I used to think it was because commercial data was so hard to get hold of.
In practice commercial data does not seem to be that hard to get hold of. At least for academics in business schools, and I have not experienced problems gaining access to commercial data (but it is very hard finding a company willing to allow me to make an anonymised version of its data public). There are many evidence-based papers published using confidential data (i.e., data that cannot be made public).
I now think the reasons for non-evidence-based research are culture and preference for non-people based research.
In the academic world the software side of computing often has a strong association is mathematics departments (I know that in some universities it is in engineering).
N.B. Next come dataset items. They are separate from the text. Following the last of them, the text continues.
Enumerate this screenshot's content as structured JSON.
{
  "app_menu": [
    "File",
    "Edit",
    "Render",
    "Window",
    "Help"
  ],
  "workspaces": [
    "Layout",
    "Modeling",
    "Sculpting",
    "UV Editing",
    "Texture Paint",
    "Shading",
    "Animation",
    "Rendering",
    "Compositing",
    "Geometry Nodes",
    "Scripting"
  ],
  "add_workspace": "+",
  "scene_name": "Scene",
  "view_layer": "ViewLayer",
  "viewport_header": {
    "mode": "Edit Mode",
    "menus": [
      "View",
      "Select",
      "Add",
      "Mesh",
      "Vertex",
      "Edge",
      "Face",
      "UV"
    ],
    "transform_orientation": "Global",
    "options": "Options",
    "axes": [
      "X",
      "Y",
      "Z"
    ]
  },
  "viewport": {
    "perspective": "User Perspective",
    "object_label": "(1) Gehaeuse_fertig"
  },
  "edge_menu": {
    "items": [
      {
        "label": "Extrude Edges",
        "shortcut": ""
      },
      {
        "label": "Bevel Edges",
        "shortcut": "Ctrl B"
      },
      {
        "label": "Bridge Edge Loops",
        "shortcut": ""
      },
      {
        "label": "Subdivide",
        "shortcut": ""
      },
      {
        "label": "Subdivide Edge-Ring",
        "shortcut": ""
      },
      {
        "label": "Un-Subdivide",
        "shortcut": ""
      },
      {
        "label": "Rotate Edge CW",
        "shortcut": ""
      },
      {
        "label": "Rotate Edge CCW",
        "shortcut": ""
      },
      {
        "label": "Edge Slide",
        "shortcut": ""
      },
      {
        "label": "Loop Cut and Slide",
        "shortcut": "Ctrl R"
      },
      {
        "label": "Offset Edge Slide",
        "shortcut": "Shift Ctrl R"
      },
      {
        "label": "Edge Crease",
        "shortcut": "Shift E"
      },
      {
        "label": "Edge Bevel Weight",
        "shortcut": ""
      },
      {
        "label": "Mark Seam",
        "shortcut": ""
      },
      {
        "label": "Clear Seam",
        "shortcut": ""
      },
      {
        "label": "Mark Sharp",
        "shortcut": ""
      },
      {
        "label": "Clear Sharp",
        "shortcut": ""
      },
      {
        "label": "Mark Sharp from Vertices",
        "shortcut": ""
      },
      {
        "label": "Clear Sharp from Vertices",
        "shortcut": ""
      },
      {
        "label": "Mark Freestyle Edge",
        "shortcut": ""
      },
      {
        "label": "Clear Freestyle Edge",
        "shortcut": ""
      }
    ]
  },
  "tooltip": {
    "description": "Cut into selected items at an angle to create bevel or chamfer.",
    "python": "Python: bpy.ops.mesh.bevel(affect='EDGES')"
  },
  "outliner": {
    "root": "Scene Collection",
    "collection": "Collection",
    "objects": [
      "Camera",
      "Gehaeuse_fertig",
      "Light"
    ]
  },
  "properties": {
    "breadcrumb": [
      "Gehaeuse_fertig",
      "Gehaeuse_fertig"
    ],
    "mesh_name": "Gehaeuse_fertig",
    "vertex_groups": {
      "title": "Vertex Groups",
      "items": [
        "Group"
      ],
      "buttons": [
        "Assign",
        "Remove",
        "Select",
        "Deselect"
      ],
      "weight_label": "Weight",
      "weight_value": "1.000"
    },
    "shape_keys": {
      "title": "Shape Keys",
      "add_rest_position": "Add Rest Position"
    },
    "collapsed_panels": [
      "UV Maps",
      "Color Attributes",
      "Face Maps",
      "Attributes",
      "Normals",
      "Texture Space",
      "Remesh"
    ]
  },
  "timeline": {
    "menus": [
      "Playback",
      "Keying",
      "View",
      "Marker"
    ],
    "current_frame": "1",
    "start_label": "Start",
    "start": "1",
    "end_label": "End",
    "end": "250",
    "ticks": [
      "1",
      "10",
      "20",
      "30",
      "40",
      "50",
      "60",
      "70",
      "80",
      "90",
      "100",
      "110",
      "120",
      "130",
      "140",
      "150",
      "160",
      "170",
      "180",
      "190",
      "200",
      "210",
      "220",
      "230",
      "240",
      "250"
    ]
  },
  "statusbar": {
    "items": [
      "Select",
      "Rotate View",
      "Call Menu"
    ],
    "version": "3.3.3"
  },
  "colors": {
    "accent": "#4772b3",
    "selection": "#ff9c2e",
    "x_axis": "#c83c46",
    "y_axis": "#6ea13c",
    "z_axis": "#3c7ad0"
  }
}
I have had several researchers tell me that it would raise eyebrows, if they started doing more people oriented research, because this kind of research is viewed as being the purview of other departments.
Software had its algorithm era, which is now long gone; but unfortunately, many academics still live in a world where the mindset of TEOCP holds sway.
Baffled looks are common, when I talk to software engineering academics. They are baffled by the idea that it is possible to run experiments in software engineering, and they are baffled by the idea of evidence-based theories. I am still struggling to understand the mindset that produces the arguments they make against the possibility of experiments and evidence being useful.
In the past I know that some researchers have had problems getting experiment-based papers published. Hopefully this problem is now in the past, given that empirical/experimental papers are becoming more common.
Max Planck, one of the founders of quantum mechanics, found that physicists trained in what we now call classical physics, were not willing to teach or adopt a quantum mechanics world view; Planck observed: “Science advances one funeral at a time”.